MEMÓRIAS EM MOVIMENTO 
(Zilá Bernd)

Marcel Proust, no último volume de Em busca do tempo perdido, nos apresenta aquela que talvez seja uma das mais cristalinas definições de memória involuntária, suscitada pela leitura do belo ensaio de François René de Chateaubriand: Memórias do além túmulo, escrito entre 1848 e 1850. O poeta, romancista e ensaísta francês, em suas memórias, alude ao som mágico do trinado de um tordo que o faz voltar no tempo e lembrar da casa paterna onde ouvira o canto desse pássaro. E assim, através de sinestesias deste tipo, Marcel Proust constrói sua monumental obra que pode ser lida, nos dias de hoje, para além de um magnífico romance, também como um compêndio sobre a Memória. 

Ao ouvir o Femina Vox 25 em seus vídeos-mosaicos elaborados durante a pandemia, lembramo-nos dessa passagem de O tempo redescoberto na medida em que as coralistas, ao entoarem canções de seu tempo de juventude, reviveram lembranças e emoções daquela época. Essa revivescência do passado nutriu os longos e solitários tempos pandêmicos povoando os imaginários das cantoras que redescobriram fotografias, joias, roupas e outros objetos daquele período. 

O relato de tão ricas experiências 
vale a pena ser contado. Tempo redescoberto: a música levando o grupo 
a redescobrir seu passado, reatualizando no presente as vivências dos anos de juventude. 

O distanciamento, imposto pela pandemia, revelou a resiliência de cada uma das cantoras que, ajudadas pela experiência coral, ressignificaram, no tempo presente, vivências do período da Jovem Guarda. A ocasião dos ensaios propiciou a troca de lembranças criando uma reconfortante sinergia. Quem assiste aos vídeos realizados pelo regente, de fato se emociona com os sorrisos de cada uma delas, pois elas fizeram o aprendizado da rememoração de suas vivências no âmbito do coletivo. 

Foi recriado um tempo que Deleuze concebeu como Multiplicidade, “uma massa de tempo que é um plano de coexistências virtuais no qual o tempo se conserva como virtualidade a ser atualizada das formas mais diversas. O Acontecimento se daria, portanto, nesse plano transcendental e virtual, em um tempo aiônico, sendo suficiente e eterno” (MARCHESINI, 2007, p. 4). Segundo a leitura que faz essa autora do texto deleuziano: o Aion é a inexistência do presente, sempre disperso em passado e futuro, que abre o tempo ao ilimitado: Aion seria o lugar dos acontecimentos incorporais, dos atributos, dos efeitos. 

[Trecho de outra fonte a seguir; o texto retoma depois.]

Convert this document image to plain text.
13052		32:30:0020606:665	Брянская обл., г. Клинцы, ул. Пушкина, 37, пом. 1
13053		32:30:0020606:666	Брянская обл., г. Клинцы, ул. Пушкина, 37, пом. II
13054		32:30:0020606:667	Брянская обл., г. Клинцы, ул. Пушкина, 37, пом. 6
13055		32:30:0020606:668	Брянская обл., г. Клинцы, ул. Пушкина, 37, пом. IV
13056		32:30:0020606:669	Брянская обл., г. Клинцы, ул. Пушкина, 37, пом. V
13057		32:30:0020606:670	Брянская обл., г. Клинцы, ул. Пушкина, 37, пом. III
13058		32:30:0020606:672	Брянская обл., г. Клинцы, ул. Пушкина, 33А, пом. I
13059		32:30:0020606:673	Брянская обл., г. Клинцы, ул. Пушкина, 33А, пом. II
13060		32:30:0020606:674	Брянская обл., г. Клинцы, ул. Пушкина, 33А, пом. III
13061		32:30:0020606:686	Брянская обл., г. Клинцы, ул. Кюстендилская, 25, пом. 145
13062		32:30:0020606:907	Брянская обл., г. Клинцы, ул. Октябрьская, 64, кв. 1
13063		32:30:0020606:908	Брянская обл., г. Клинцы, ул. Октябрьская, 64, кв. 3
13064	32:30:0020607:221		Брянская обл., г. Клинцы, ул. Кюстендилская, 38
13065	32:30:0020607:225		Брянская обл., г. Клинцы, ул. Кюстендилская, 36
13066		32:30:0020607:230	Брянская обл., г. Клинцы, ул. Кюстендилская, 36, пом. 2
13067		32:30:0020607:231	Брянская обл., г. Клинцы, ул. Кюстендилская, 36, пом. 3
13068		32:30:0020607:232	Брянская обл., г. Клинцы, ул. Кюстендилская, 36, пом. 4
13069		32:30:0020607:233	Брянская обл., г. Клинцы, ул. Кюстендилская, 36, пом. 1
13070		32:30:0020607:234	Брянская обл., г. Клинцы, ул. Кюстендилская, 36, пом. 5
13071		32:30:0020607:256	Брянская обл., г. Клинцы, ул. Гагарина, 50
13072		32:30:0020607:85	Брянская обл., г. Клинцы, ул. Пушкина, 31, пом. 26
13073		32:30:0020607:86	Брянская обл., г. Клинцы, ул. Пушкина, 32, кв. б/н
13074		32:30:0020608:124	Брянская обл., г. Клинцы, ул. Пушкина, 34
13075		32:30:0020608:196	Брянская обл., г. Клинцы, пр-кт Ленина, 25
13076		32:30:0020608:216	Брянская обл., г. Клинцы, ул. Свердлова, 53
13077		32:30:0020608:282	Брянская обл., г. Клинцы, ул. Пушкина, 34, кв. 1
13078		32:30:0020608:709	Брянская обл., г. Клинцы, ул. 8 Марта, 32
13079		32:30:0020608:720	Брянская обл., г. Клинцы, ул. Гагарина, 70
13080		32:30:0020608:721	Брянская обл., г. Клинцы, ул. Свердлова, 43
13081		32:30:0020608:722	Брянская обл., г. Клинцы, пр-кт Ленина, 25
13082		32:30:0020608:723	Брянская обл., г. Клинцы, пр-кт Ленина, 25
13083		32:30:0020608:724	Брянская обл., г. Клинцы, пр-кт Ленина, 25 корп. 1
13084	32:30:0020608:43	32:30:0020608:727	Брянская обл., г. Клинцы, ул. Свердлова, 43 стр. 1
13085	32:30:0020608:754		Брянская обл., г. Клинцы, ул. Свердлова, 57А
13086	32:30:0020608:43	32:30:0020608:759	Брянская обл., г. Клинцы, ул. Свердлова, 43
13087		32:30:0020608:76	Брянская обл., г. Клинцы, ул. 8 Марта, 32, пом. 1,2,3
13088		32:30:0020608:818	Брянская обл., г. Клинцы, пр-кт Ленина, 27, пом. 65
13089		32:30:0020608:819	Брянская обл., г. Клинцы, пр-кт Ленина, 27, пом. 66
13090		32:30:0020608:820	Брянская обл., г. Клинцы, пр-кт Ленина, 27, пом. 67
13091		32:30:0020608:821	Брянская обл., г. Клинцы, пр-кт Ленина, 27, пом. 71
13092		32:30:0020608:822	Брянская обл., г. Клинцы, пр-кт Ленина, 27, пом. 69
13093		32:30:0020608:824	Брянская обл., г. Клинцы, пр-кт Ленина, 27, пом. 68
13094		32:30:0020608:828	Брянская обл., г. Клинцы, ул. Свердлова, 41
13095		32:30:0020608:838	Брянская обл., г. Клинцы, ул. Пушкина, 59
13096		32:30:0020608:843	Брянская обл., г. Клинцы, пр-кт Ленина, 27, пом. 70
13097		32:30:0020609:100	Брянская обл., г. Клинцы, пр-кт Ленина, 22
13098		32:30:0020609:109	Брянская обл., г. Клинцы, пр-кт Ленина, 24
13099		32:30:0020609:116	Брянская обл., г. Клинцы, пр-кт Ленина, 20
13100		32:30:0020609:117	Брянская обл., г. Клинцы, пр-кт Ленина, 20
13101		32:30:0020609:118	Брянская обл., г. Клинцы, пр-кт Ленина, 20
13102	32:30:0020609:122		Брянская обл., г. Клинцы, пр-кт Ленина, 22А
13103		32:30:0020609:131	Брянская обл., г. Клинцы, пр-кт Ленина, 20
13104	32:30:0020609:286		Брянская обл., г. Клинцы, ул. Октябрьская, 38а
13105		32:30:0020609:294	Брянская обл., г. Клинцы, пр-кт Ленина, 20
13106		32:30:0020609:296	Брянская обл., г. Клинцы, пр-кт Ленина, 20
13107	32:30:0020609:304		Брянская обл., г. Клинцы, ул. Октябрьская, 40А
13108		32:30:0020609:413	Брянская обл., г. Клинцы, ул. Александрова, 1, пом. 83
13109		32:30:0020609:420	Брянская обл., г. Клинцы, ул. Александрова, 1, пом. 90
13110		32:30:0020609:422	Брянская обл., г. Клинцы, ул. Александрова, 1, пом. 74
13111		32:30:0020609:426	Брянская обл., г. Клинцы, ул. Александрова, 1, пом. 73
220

Para Marchesini, enquanto Borges faz a refutação do tempo, Deleuze concebe o tempo como não-reconciliado. Ambos à sua maneira foram obcecados pela questão do tempo. Ambos questionaram nossa maneira tradicional de abordar o tempo, desafiando as concepções do tempo como sequencialidade linear. O passado para Deleuze não é um antigo presente. Deleuze fala de uma memória ativa, vitoriosa do esquecimento, representativa, enquanto a memória passiva não se opõe ao esquecimento já que “mergulha no em-si do passado, o passado imemorial que fundamenta qualquer presente” (APUD, MARQUESINI, p. 8). 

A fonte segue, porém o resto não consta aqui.